Current computer programs that identify chords are really good at working with actual audio recordings, but they haven't been developed much for reading chords directly from sheet music. This is because there isn't a lot of labeled sheet music data available for training these programs. Also, most programs don't break down the chord-finding process into steps that match how humans learn to identify chords – like first finding where a chord starts and ends, then figuring out the specific notes within it.
What's the solution?
The researchers created a better dataset of sheet music called POP909-CL, which has accurate chord labels and timing information. Then, they built a new computer model called BACHI that identifies chords in a way that mimics human musicians.
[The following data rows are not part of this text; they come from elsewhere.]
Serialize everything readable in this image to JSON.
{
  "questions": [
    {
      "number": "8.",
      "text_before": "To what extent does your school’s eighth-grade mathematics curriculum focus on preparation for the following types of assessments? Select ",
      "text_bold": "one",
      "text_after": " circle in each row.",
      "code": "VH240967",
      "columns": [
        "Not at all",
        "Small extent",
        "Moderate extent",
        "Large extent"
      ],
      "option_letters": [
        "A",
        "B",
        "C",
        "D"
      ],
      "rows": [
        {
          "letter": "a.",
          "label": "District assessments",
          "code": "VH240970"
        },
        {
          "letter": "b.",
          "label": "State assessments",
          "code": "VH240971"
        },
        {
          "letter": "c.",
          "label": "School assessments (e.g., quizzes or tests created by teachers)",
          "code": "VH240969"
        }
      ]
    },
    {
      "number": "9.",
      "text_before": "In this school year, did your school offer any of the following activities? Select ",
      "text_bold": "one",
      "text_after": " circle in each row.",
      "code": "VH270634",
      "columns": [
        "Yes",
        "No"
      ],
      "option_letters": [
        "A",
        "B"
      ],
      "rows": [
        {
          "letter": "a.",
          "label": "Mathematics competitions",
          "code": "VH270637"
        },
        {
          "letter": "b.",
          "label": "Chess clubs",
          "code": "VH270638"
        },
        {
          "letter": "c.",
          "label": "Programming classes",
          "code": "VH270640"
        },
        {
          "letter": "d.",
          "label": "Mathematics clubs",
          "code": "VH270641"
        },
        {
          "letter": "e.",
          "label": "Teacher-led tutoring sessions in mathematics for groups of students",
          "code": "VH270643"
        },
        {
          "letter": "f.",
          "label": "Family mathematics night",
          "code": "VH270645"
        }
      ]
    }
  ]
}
BACHI first figures out where chords begin and end, and then separately determines the root note, the type of chord (major, minor, etc.), and how the chord is positioned (inversion).
Why it matters?
This work is important because it improves chord recognition for both audio and sheet music, and it does so by making the computer's process more similar to how people understand music. This could lead to better music software for things like automatic accompaniment, music transcription, and music education.
Abstract
Automatic chord recognition (ACR) via deep learning models has gradually achieved promising recognition accuracy, yet two key challenges remain. First, prior work has primarily focused on audio-domain ACR, while symbolic music (e.g., score) ACR has received limited attention due to data scarcity. Second, existing methods still overlook strategies that are aligned with human music analytical practices. To address these challenges, we make two contributions: (1) we introduce POP909-CL, an enhanced version of POP909 dataset with tempo-aligned content and human-corrected labels of chords, beats, keys, and time signatures; and (2) We propose BACHI, a symbolic chord recognition model that decomposes the task into different decision steps, namely boundary detection and iterative ranking of chord root, quality, and bass (inversion). This mechanism mirrors the human ear-training practices. Experiments demonstrate that BACHI achieves state-of-the-art chord recognition performance on both classical and pop music benchmarks, with ablation studies validating the effectiveness of each module.